Calomyr’s only answer was a slight nod, pulling my hand from his cheek to press his lips to my knuckles. He held them there, eyes closed in a silent prayer.
My breath caught in my throat at the sight, and I knew I needed to look away before I lost consciousness again. I let my gaze wander behind him, to the pile of rubble.

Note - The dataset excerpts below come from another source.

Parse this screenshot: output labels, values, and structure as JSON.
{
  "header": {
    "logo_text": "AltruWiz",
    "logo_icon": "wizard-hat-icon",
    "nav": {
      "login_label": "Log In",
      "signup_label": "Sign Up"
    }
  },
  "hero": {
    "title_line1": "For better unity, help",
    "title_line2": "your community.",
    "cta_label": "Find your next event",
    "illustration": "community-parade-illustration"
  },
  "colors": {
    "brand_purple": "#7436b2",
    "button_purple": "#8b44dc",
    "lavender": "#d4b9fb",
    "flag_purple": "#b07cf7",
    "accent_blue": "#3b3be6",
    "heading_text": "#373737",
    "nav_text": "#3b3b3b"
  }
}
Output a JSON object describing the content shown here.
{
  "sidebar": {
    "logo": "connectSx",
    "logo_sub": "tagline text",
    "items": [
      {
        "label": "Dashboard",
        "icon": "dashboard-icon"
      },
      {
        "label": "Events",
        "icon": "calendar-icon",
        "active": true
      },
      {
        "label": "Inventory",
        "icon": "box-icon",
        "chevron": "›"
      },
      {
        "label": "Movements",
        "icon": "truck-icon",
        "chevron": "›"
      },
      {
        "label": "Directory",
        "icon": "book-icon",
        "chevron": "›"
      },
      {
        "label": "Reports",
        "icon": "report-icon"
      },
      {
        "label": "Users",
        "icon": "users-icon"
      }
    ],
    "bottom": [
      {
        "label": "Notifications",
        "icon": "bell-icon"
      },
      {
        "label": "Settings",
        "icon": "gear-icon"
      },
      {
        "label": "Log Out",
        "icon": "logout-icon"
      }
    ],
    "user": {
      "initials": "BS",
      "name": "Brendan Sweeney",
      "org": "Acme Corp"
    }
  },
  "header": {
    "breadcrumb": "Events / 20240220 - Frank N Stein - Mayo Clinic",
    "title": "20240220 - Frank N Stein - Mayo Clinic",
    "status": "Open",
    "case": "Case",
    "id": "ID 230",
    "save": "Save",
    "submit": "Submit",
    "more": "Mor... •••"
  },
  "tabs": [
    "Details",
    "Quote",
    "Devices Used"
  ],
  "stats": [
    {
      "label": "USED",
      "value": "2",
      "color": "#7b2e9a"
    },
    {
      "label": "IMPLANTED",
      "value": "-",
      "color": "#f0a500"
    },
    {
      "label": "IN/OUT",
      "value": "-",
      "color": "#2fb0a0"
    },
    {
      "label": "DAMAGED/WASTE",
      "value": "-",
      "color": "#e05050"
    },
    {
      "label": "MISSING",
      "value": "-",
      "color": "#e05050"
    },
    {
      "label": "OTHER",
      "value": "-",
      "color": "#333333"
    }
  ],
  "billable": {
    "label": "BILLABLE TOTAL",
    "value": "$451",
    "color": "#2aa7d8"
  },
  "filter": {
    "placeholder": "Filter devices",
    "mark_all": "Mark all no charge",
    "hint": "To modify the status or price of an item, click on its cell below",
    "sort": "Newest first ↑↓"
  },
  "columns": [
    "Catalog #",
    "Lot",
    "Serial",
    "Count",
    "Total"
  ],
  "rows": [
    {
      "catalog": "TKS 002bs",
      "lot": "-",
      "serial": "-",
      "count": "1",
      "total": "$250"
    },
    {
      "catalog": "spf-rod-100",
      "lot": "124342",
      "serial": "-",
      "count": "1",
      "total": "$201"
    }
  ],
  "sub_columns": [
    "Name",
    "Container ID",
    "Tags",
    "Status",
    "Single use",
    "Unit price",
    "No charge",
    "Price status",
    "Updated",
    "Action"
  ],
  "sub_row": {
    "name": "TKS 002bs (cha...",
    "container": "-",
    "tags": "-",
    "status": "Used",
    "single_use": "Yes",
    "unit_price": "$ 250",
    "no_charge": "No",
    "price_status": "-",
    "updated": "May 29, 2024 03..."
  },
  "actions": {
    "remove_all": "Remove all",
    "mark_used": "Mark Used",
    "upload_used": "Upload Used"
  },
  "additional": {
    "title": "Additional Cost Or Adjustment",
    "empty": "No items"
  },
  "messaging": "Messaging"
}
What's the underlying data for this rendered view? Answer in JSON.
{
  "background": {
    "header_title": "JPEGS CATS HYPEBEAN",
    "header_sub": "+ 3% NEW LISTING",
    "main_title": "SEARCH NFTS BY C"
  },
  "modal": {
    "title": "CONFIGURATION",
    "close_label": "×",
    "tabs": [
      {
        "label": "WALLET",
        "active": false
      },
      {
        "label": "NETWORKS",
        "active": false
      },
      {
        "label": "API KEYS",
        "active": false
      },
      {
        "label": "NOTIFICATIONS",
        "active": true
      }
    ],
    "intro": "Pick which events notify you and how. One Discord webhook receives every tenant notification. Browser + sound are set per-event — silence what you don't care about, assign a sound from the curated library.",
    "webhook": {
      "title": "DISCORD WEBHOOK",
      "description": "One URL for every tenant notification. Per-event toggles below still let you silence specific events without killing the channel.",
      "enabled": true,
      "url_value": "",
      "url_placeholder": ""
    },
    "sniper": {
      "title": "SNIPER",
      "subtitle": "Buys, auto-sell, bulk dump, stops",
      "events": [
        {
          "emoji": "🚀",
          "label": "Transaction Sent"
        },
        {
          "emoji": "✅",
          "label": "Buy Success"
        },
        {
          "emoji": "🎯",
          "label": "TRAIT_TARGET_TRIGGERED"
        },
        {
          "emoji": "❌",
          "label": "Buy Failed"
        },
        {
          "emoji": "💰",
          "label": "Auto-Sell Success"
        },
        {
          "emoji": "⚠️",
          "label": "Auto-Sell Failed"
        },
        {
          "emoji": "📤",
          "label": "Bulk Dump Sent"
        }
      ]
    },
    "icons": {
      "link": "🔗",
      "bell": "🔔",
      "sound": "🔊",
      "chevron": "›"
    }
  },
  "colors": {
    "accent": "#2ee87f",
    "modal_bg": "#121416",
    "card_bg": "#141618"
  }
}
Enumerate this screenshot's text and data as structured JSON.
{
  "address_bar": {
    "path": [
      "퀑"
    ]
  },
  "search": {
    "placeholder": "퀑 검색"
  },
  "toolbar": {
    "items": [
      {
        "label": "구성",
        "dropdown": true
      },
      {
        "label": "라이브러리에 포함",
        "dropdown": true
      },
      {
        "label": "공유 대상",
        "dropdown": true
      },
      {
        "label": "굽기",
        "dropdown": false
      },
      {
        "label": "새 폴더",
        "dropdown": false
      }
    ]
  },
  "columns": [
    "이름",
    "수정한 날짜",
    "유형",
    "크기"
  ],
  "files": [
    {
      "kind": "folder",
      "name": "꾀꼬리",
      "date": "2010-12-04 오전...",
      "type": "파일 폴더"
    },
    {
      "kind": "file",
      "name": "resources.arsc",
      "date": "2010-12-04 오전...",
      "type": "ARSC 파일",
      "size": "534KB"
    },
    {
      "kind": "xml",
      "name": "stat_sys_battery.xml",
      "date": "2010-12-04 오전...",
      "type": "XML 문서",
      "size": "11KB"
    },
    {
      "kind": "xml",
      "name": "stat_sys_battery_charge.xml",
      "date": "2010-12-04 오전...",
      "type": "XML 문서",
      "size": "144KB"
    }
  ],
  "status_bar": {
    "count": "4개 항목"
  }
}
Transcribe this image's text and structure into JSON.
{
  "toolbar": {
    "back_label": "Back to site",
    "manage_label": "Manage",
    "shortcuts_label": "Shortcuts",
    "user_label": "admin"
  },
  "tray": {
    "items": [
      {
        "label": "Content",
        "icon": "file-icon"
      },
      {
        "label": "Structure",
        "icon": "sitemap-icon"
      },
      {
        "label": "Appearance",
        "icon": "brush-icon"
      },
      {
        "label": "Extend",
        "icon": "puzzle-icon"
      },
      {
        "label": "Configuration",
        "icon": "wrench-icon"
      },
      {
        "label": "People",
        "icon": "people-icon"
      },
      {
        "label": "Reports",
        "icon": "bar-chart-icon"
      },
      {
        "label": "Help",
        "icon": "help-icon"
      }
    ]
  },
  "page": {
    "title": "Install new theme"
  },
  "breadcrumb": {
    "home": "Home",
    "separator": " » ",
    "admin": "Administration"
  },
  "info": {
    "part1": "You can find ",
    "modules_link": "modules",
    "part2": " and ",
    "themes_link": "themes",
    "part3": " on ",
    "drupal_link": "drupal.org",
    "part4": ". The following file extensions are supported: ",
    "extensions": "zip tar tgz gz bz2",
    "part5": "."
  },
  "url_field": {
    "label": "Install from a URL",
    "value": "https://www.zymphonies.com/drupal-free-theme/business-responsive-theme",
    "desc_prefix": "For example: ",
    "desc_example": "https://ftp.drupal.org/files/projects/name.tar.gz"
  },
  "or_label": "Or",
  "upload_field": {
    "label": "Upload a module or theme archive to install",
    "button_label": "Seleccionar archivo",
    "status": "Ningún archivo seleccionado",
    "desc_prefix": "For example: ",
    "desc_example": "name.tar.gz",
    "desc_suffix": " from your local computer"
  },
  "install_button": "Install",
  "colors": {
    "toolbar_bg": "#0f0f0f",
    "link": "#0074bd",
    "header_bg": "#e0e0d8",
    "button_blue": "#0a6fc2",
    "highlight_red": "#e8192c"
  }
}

The house…it hadcollapsed, wisps of smoke creeping through the air as the last of the embers sizzled out under the rain.
“Areyouokay?” I asked.
“I’m more than okay,” he answered, finally opening those heart-stopping eyes, his lips quirking up in a roguish smile. “Never a dull moment around here, huh?”
Despite the sorrowful truth of that statement, I returned his smile. “Such is life, Cal,” I whispered.
His tongue ran across his lips, the smile still lingering. “Such is life, Petra.”
And in the muddy street, in the pouring rain, Calomyr lowered his face to mine and kissed me. I surrendered fully to the moment, his movements slow and intentional, as if the world had halted just so we could lose ourselves in each other. He caught my bottom lip between his teeth, smiling against my mouth as he let out a breathy laugh.
This brief moment was my lifeline in a stormy sea of loss.
???
The high of kissing Calomyr quickly disappeared as reality set in once again, my worries beginning to deepen the more I thought about all that had happened.
“Your breathing should improve soon, dear,” Solise said as she mixed a small vial into a mug of steaming tea. Every breath came with a slight wheeze. My mother sat in the chair next to me with her hand over mine, silent tears still adorning her face. “Drink this. Good for the throat and lungs.” I nodded as I accepted the mug, wrapping my hands around it and savoring the heat. I had been rain-soaked and freezing when Cal walked me to Solise’s, and the healer was kind enough to dress me in some of her late son’s clothes since hers were far too small. I tried not to think about the fact that we buried my father in the same man’s clothes just a month earlier.